Together we worked hard with the Welsh, the hardest language yet it seemed, but sadly I haven’t been able to keep it up. But now I was faced with a fresh challenge, and that was to write a poem for St. David’s Day.
Poems seem to trip off my pen easily these days, and I have always enjoyed a ‘Cawl’ evening, and been happy to wear my daffodil, but was I sufficiently Welsh to write a poem for St. David’s Day?
God reminded me of Ruth’s words and of the desire I had had to identify with the Enga people of New Guinea, and then later of my joy in learning Ashanti amongst the Ghanaian people. But now I know it is  God who has planted me here in Wales. So this is what I wrote for our St. David’s Day celebration in Stoneleigh Court.

‘I’m proud to be Welsh by marriage,’ or so I used to say,
But now I have found my identity, on this our St. David’s Day.

For here is a nation of warriors, but above all a people of song,
A people St.

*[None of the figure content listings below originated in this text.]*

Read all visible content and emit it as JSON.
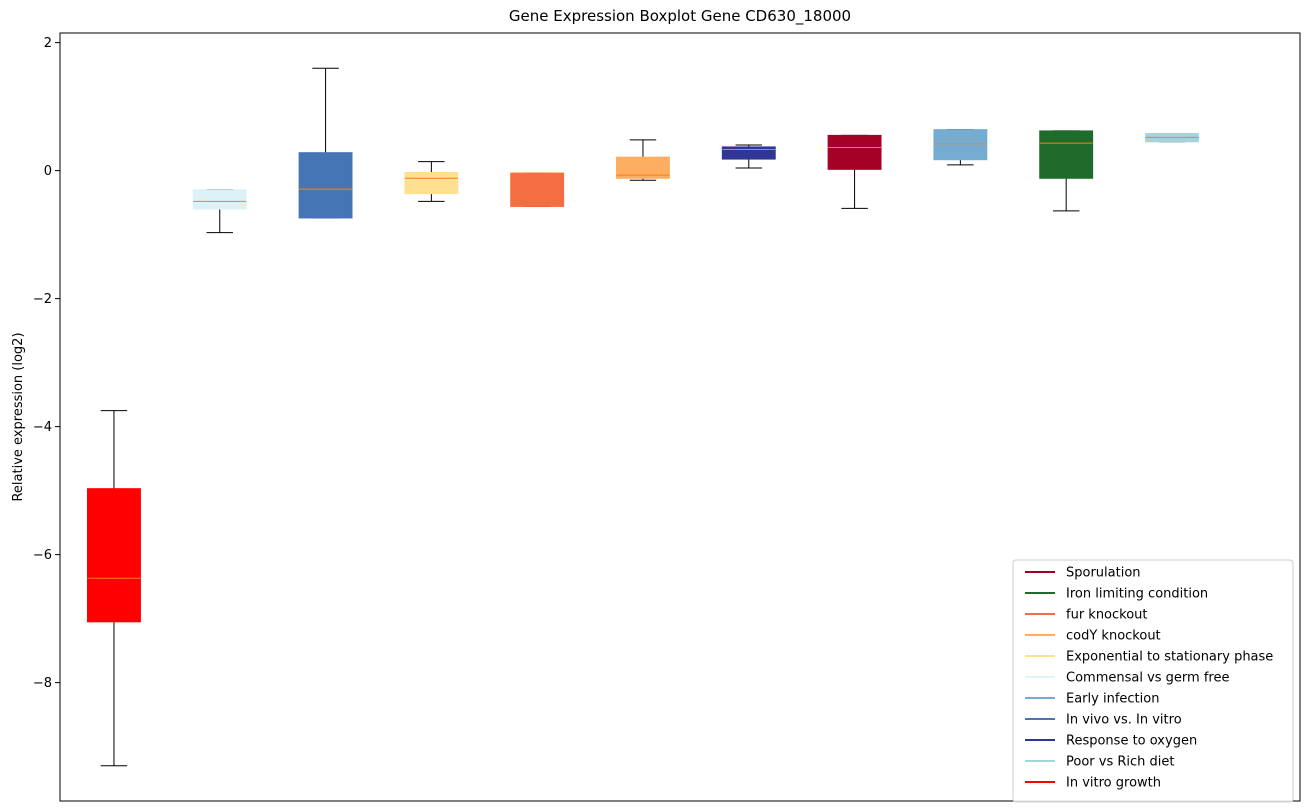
{
  "chart_data": {
    "type": "box",
    "title": "Gene Expression Boxplot Gene CD630_18000",
    "ylabel": "Relative expression (log2)",
    "xlabel": "",
    "ylim": [
      -9.85,
      2.15
    ],
    "yticks": [
      2,
      0,
      -2,
      -4,
      -6,
      -8
    ],
    "ytick_labels": [
      "2",
      "0",
      "−2",
      "−4",
      "−6",
      "−8"
    ],
    "grid": false,
    "legend_position": "lower-right",
    "median_color": "#ff7f0e",
    "boxes": [
      {
        "series": "In vitro growth",
        "color": "#ff0000",
        "whislo": -9.3,
        "q1": -7.05,
        "med": -6.37,
        "q3": -4.97,
        "whishi": -3.75
      },
      {
        "series": "Commensal vs germ free",
        "color": "#ddf1f9",
        "whislo": -0.97,
        "q1": -0.6,
        "med": -0.48,
        "q3": -0.3,
        "whishi": -0.3
      },
      {
        "series": "In vivo vs. In vitro",
        "color": "#4575b4",
        "whislo": -0.74,
        "q1": -0.74,
        "med": -0.29,
        "q3": 0.28,
        "whishi": 1.6
      },
      {
        "series": "Exponential to stationary phase",
        "color": "#fee090",
        "whislo": -0.48,
        "q1": -0.36,
        "med": -0.12,
        "q3": -0.03,
        "whishi": 0.14
      },
      {
        "series": "fur knockout",
        "color": "#f46d43",
        "whislo": -0.56,
        "q1": -0.56,
        "med": -0.04,
        "q3": -0.04,
        "whishi": -0.04
      },
      {
        "series": "codY knockout",
        "color": "#fdae61",
        "whislo": -0.15,
        "q1": -0.12,
        "med": -0.07,
        "q3": 0.21,
        "whishi": 0.48
      },
      {
        "series": "Response to oxygen",
        "color": "#313695",
        "whislo": 0.04,
        "q1": 0.18,
        "med": 0.33,
        "q3": 0.37,
        "whishi": 0.4
      },
      {
        "series": "Sporulation",
        "color": "#a50026",
        "whislo": -0.59,
        "q1": 0.02,
        "med": 0.36,
        "q3": 0.55,
        "whishi": 0.55
      },
      {
        "series": "Early infection",
        "color": "#74add1",
        "whislo": 0.09,
        "q1": 0.17,
        "med": 0.42,
        "q3": 0.64,
        "whishi": 0.64
      },
      {
        "series": "Iron limiting condition",
        "color": "#1e6b2c",
        "whislo": -0.63,
        "q1": -0.12,
        "med": 0.43,
        "q3": 0.62,
        "whishi": 0.62
      },
      {
        "series": "Poor vs Rich diet",
        "color": "#a6d4de",
        "whislo": 0.45,
        "q1": 0.45,
        "med": 0.52,
        "q3": 0.58,
        "whishi": 0.58
      }
    ],
    "legend": [
      {
        "label": "Sporulation",
        "color": "#a50026"
      },
      {
        "label": "Iron limiting condition",
        "color": "#1e6b2c"
      },
      {
        "label": "fur knockout",
        "color": "#f46d43"
      },
      {
        "label": "codY knockout",
        "color": "#fdae61"
      },
      {
        "label": "Exponential to stationary phase",
        "color": "#fee090"
      },
      {
        "label": "Commensal vs germ free",
        "color": "#e0f3f8"
      },
      {
        "label": "Early infection",
        "color": "#74add1"
      },
      {
        "label": "In vivo vs. In vitro",
        "color": "#4575b4"
      },
      {
        "label": "Response to oxygen",
        "color": "#313695"
      },
      {
        "label": "Poor vs Rich diet",
        "color": "#a6d4de"
      },
      {
        "label": "In vitro growth",
        "color": "#ff0000"
      }
    ]
  }
}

David gladly owned, as he taught them right from wrong.

He opened up wells of water, that are still among us today
And fearlessly taught us the word of God and of Christ who is the way.

So gladly we own him our patron saint, while daffodils wear we with joy
Boasting in hymns of revival fame, which our choirs with gusto deploy

So proudly we celebrate St. David’s Day, for from every nation and tongue
The Welsh must be there with harp and with song, to worship God’s holy Son.